Nous avons dit plus haut qu’une partie considérable des Soso, au lieu de remonter au nord, en suivant le cours du Niger, avait dû rester dans les environs du Sankaran. Cette fraction importante, devenue musulmane, s’est peu à peu portée vers l’ouest ; nous avons pour nous guider des traces manifestes laissées par elle dans le Solimanah, le Kimba, le Tamisso, le Tambourka et le Benna. On peut observer sa marche lente, mais victorieuse, refoulant devant elle les tribus fétichistes des Timéné, des Landouman, des Nalou, des Baga, des Boulam, etc., auxquelles nous n’hésitons pas à assigner une origine commune. C’est-à-dire que nous pensons qu’elles ne sont pas autre chose que des tribus détachées de la grande famille mandé.
L’époque et les causes de leurs migrations remontent assez haut dans le passé pour que la filiation semble se perdre dans cette obscurité du temps, mais les caractères linguistiques nous aident singulièrement à rétablir la chaîne interrompue.
Vers la fin du XVIe siècle, les Soso eurent des luttes terribles à soutenir contre les peuples que nous venons d’énumérer ; le souvenir en est encore conservé par leurs griots. Enfin, ils luttèrent également contre les Foulbé du Fouta-Djallo, et leur soumission (?) ne date que du siècle dernier.
FAMILLE MANDÉ-MALI
L’histoire des Mandé-Mali-nké est l’histoire générale des peuples de même origine qui ont concouru à la formation du puissant empire de Mali.

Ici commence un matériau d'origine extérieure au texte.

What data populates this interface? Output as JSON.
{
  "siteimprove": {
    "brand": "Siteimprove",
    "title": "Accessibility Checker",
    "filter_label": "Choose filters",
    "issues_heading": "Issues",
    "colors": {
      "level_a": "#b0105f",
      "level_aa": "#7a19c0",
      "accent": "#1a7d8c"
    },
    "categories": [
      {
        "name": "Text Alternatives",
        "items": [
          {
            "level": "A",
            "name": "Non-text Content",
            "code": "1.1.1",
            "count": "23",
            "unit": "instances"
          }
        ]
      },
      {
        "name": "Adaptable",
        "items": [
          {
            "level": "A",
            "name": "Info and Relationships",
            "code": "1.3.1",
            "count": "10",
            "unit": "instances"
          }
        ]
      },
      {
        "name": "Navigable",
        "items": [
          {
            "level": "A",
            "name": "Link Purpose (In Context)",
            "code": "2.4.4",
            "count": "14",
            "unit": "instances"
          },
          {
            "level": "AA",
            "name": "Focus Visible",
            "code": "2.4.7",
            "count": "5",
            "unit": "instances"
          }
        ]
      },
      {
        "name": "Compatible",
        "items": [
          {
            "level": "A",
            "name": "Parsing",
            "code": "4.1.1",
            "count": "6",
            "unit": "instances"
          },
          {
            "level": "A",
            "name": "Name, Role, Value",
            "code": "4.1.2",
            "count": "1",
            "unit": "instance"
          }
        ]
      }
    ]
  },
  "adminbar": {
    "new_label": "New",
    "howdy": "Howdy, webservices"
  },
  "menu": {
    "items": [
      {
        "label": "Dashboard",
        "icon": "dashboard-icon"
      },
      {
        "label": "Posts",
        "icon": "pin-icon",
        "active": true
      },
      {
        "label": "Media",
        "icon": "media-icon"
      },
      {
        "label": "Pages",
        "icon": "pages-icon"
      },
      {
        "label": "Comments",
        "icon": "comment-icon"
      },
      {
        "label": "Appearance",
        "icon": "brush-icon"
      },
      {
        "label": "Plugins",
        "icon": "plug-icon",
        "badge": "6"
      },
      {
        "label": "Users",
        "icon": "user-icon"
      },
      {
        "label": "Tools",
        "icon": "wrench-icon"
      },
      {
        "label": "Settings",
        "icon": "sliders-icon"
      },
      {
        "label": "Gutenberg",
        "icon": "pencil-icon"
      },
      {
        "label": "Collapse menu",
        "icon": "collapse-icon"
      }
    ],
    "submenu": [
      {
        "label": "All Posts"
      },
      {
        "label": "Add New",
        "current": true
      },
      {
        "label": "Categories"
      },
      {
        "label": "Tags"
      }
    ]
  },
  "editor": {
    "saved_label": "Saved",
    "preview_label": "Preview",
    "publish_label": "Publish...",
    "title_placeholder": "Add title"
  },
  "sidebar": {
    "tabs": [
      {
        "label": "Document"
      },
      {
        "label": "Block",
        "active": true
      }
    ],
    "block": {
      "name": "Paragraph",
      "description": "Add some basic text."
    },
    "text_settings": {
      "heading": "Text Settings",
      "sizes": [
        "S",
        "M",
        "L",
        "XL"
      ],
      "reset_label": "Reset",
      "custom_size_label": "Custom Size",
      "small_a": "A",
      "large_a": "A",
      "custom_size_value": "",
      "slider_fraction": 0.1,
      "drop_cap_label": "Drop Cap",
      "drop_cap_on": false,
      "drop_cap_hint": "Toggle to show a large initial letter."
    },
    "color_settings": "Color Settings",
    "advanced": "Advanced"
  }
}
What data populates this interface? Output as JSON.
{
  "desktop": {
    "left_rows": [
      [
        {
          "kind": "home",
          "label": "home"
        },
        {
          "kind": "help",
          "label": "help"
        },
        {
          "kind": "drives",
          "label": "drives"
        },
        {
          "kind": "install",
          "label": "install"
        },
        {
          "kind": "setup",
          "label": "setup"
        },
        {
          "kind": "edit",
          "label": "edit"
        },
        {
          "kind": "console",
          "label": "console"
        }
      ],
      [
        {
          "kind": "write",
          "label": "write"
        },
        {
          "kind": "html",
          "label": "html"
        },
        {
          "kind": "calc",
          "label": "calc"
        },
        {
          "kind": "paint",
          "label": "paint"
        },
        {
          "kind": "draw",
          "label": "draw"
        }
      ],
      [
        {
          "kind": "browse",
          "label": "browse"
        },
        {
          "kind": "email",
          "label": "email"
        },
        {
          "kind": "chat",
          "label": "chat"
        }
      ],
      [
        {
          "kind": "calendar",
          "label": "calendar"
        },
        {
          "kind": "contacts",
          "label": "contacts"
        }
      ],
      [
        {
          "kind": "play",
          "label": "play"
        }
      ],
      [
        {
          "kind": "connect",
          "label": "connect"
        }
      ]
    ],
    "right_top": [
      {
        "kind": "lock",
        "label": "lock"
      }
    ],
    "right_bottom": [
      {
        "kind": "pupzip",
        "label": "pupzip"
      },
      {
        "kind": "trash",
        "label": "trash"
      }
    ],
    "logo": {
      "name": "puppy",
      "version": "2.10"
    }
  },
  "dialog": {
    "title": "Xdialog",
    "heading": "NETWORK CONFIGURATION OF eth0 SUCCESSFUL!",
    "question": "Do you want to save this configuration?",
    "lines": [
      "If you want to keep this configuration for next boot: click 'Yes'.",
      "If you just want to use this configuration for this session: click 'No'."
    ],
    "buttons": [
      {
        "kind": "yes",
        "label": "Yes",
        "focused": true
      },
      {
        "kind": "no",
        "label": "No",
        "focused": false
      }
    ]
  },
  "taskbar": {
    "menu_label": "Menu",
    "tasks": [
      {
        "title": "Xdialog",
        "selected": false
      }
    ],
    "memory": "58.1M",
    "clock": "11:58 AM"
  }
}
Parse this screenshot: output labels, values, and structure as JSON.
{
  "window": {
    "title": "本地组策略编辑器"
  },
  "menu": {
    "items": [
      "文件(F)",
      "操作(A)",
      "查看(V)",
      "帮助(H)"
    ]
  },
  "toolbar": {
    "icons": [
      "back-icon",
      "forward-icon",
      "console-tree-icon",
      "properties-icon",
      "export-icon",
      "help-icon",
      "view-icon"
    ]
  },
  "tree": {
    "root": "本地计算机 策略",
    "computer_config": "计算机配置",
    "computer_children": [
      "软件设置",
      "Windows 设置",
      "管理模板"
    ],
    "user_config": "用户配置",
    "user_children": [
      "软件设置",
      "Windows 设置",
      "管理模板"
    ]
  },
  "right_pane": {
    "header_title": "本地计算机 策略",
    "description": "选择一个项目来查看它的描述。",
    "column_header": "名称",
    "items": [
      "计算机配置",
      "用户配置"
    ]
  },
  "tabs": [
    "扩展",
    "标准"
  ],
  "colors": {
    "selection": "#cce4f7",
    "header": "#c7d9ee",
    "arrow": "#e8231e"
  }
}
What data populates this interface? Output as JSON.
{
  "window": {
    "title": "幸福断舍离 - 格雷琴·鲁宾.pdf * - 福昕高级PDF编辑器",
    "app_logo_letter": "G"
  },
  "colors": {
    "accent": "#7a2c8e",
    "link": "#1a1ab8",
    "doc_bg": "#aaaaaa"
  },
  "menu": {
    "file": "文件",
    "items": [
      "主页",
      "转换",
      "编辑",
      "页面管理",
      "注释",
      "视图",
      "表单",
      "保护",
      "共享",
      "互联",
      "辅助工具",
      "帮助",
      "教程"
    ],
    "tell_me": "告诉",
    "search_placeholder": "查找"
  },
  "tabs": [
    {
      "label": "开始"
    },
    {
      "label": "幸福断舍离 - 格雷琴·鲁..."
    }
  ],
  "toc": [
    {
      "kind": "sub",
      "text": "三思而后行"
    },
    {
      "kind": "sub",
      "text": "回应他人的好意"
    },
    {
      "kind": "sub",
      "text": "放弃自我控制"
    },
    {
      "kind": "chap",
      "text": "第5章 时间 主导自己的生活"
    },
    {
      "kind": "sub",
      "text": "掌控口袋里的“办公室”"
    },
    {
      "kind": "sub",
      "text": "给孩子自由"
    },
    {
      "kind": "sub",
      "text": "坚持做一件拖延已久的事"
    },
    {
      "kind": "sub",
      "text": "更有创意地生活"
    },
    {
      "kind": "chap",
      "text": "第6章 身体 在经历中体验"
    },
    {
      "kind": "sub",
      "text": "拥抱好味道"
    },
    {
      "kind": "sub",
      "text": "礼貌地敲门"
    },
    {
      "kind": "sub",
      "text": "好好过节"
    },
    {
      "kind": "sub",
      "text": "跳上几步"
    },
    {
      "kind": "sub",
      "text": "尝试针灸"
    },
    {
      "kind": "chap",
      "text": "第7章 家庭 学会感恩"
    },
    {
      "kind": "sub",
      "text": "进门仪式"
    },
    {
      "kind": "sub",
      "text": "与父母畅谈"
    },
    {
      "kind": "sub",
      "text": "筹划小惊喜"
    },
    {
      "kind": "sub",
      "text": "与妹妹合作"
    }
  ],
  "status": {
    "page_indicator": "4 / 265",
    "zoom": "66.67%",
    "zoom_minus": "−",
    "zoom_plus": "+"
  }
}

Par son nombre, cette fraction semble pourtant avoir occupé une situation prépondérante dans l’empire de Mali, auquel elle a donné son nom.
Au moment de la désagrégation du royaume de Mali sous le règne du roi sonr’ay Askia Mohammed (commencement du XVIe siècle) nous avons vu plus haut que le Mali se divisa en cinq groupements ou gouvernements autonomes.
Les Mali-nké, dispersés un peu partout dans les pays tributaires du Mali, durent probablement chercher à se concentrer et se retirèrent vers les pays où habitaient les gens de la même fraction qu’eux, c’est-à-dire vers le Haut-Niger et les pays qui constituent actuellement les provinces méridionales des États de Samory.
Seules quelques fractions de Malin-ké étaient encore fixées le long du Niger, vers Ségou, et occupaient les rives du Bakhoy et le Fouladougou.
Elles prirent même part à la lutte mémorable entre Ngolo et Sagoné, lutte qui mit le Soudan occidental à feu et à sang pendant plusieurs années vers le milieu du XVIIIe siècle.